Um jornal espanhol noticiou uma coisa que parece pataquada. Uma troca de Kaká por Diego e Chiellini. Se o Real fizesse isso, ou é porque Florentino Pèrez derreteu o cérebro em substâncias entorpecentes ou porque Kaká tem um problema MUITO sério. Se Diego nascer 10 vezes e em todas elas acumular o talento da gênese anterior, chegará a 80% de Kaká. Chiellini é o melhor central do mundo (exceto quando joga ao lado de Cannavelho). Vale acompanhar, ainda que tenha cheiro de mentira pura.
Diego parece definitivamente riscado da lista dungal, e mesmo na Juventus, seu futebol esmaeceu nas últimas rodadas. Um debate se gerava em torno de Kaká e Diego quando o primeiro aparecia no São Paulo e o segundo no Santos, sobre qual seria o melhor. Hoje é possível ver como a discussão era infértil. Kaká é o melhor do mundo na posição e Diego proporciona um lusco fusco, jogando bem em times médios como o Werder. Para dar certo na Juventus e no futebol italiano, Diego – que começou a temporada sob aplausos – precisa se dar conta que a marcação italiana é implacável.
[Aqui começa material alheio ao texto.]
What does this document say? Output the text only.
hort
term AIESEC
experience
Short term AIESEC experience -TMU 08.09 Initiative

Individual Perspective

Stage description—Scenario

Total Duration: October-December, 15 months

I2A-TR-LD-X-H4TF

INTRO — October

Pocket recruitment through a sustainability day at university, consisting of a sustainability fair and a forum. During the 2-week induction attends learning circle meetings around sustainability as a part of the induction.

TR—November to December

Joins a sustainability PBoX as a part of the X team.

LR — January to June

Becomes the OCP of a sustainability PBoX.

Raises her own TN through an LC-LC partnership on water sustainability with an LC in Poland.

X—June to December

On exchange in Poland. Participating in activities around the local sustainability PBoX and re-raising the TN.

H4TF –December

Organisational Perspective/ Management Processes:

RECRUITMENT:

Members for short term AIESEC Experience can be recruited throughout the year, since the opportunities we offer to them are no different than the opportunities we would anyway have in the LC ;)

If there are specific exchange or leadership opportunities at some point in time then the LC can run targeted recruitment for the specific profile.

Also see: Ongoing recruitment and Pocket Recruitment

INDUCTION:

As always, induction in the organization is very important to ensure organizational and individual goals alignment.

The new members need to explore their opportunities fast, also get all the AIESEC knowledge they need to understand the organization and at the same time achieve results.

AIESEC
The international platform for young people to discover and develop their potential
É a mais dura do mundo, mesmo com o futebol em baixa. Se quiser jogar, Diego tem de correr mais. Nisso, ele me lembra um pouco Alex, hoje no Fenerbahce: oceanos de talento limitados por uma mobilidade frágil. Excelentes em ligas que exijam menos fisicamente, mas que não conseguem fazer o salto entre o bom jogador e o fora de série.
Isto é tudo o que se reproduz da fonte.